The Basilica of St. Francesco, a UNESCO World Heritage Site, is an amazing church and an important site for Christian pilgrims. There are actually 2 churches, the Lower Church and the Upper Church and a crypt below which contains the tomb and remains of St. Francesco. There is also a Franciscan Friary that is incorporated as part of the Basilica complex. The Lower Church is amazing for it’s frescos, which highlight the development of medieval art during the period. There is also a very simple room that was originally used as a meeting room for the friars, which today holds artifacts from Francesco’s life. I took a lot of photos which you can see below.
There are many churches in Assisi and I visited another important Basilica in the walled ancient city, the Basilica of Saint Clare, who was a follower of Francesco. Her tomb lies in the crypt below and was quite beautiful and moving. I also visited San Rufino Cathedral, built in 1140, which is famous for housing the christening font where St. Clare and St. Francesco were baptized. The Temple of Minerva, from the first century sits next to the Civic Tower in the Piazza del Comune, and was reconverted in the 16th century into what is today the St. Maria Sopraminerva Church.
I ended up on Saturday taking the train to Perugia, I guess, just because I could! I met a lovely American couple, Jason and Melissa, who were on a short day trip prior to her running in the Rome Marathon the next day. I enjoyed a pleasant, but cold day hanging out and lunching with them before saying goodbye.
Assisi has many more sights to see than I was able to do in a few short days. I ate well, particularly at Risorante La Pallota where I met the neighbors fluffy dog and had visions of my mama while eating a Umbrian/Tuscan chicken liver pate (it was as good as my mama’s chopped liver!). I spent a few evenings with Nila, the owner at Bibenda Wine Bar, which is rated as the number one restaurant in Assisi for a good reason (although interestingly, she serves mainly appetizers to go along with her extensive selection of delicious wines).
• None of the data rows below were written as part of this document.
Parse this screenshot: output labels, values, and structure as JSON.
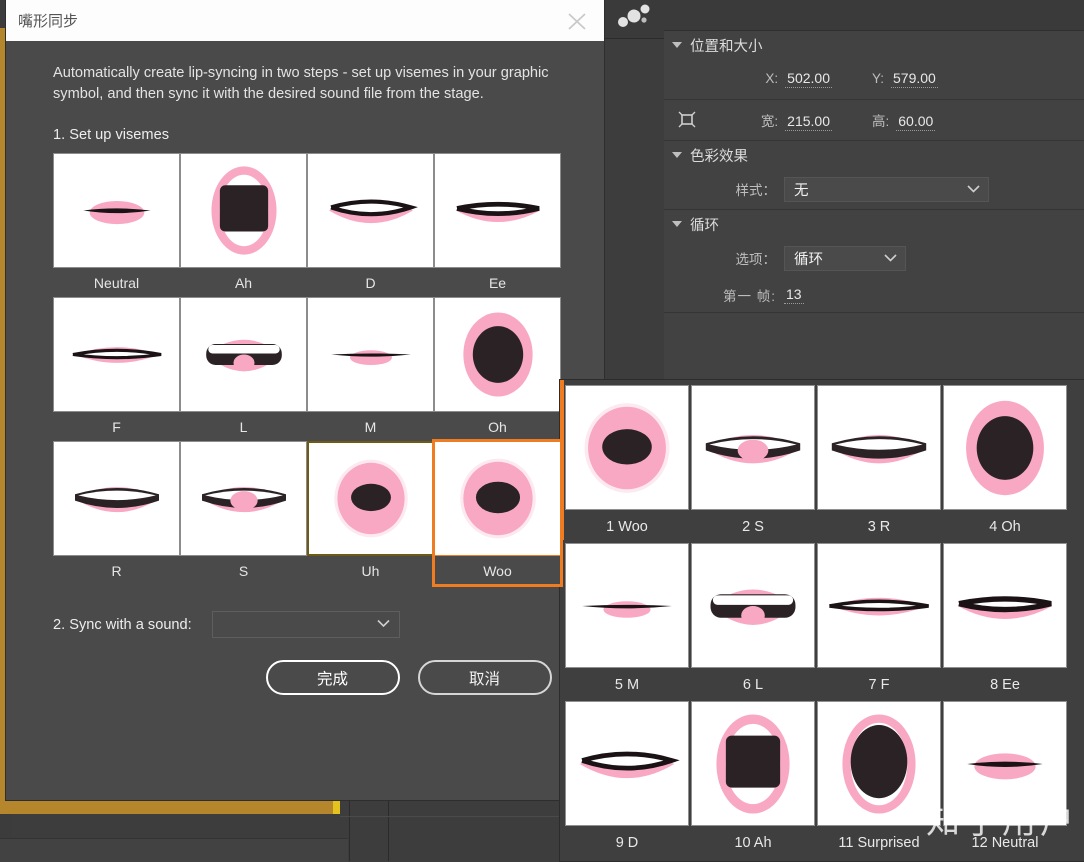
{
  "dialog": {
    "title": "嘴形同步",
    "close_icon": "close-icon",
    "description": "Automatically create lip-syncing in two steps - set up visemes in your graphic symbol, and then sync it with the desired sound file from the stage.",
    "step1_label": "1. Set up visemes",
    "step2_label": "2. Sync with a sound:",
    "sound_select_value": "",
    "done_label": "完成",
    "cancel_label": "取消",
    "selected_viseme": "Woo",
    "visemes": [
      {
        "label": "Neutral",
        "shape": "neutral",
        "state": "normal"
      },
      {
        "label": "Ah",
        "shape": "ah",
        "state": "normal"
      },
      {
        "label": "D",
        "shape": "d",
        "state": "normal"
      },
      {
        "label": "Ee",
        "shape": "ee",
        "state": "normal"
      },
      {
        "label": "F",
        "shape": "f",
        "state": "normal"
      },
      {
        "label": "L",
        "shape": "l",
        "state": "normal"
      },
      {
        "label": "M",
        "shape": "m",
        "state": "normal"
      },
      {
        "label": "Oh",
        "shape": "oh",
        "state": "normal"
      },
      {
        "label": "R",
        "shape": "r",
        "state": "normal"
      },
      {
        "label": "S",
        "shape": "s",
        "state": "normal"
      },
      {
        "label": "Uh",
        "shape": "uh",
        "state": "hover"
      },
      {
        "label": "Woo",
        "shape": "woo",
        "state": "selected"
      }
    ]
  },
  "properties": {
    "position_section": {
      "title": "位置和大小",
      "x_label": "X:",
      "x_value": "502.00",
      "y_label": "Y:",
      "y_value": "579.00",
      "width_label": "宽:",
      "width_value": "215.00",
      "height_label": "高:",
      "height_value": "60.00",
      "lock_icon": "link-constrain-icon"
    },
    "color_section": {
      "title": "色彩效果",
      "style_label": "样式：",
      "style_value": "无"
    },
    "loop_section": {
      "title": "循环",
      "option_label": "选项：",
      "option_value": "循环",
      "first_frame_label": "第一 帧:",
      "first_frame_value": "13"
    }
  },
  "viseme_panel": {
    "items": [
      {
        "label": "1 Woo",
        "shape": "woo"
      },
      {
        "label": "2 S",
        "shape": "s"
      },
      {
        "label": "3 R",
        "shape": "r"
      },
      {
        "label": "4 Oh",
        "shape": "oh"
      },
      {
        "label": "5 M",
        "shape": "m"
      },
      {
        "label": "6 L",
        "shape": "l"
      },
      {
        "label": "7 F",
        "shape": "f"
      },
      {
        "label": "8 Ee",
        "shape": "ee"
      },
      {
        "label": "9 D",
        "shape": "d"
      },
      {
        "label": "10 Ah",
        "shape": "ah"
      },
      {
        "label": "11 Surprised",
        "shape": "surprised"
      },
      {
        "label": "12 Neutral",
        "shape": "neutral"
      }
    ]
  },
  "watermark": "知乎用户",
  "colors": {
    "lip_pink": "#f9a8c4",
    "mouth_dark": "#2b2226",
    "selection_orange": "#f07c22",
    "hover_olive": "#6d5a16",
    "panel_bg": "#424242",
    "dialog_bg": "#4a4a4a",
    "gold_strip": "#b5862b"
  },
  "toolbar": {
    "object_icon": "object-dots-icon"
  }
}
I stumbled upon a modern art show and wandered the city’s streets.
Many people talk about the spiritual energy of Assisi and I was curious about how I would feel there. Assisi is famous for it’s religious institutions, which naturally attract people interested in living a more spiritual, than secular life. While you do see many tourists walking around, priests, nuns and friars are a very common part of the landscape of the city. When the day tripping tourists leave, there is a calm and quiet that settles over the city. Sitting in one of the Basilica or churches you do feel the energy of the millions of prayers having been spoken within.
While I enjoyed my time alone, and I enjoyed Assisi, at the core, I am a nature kind of gal. Sedona still holds my heart and my spirit soars when I am there. I’ll be back home there for a visit soon. Red rocks…here I come.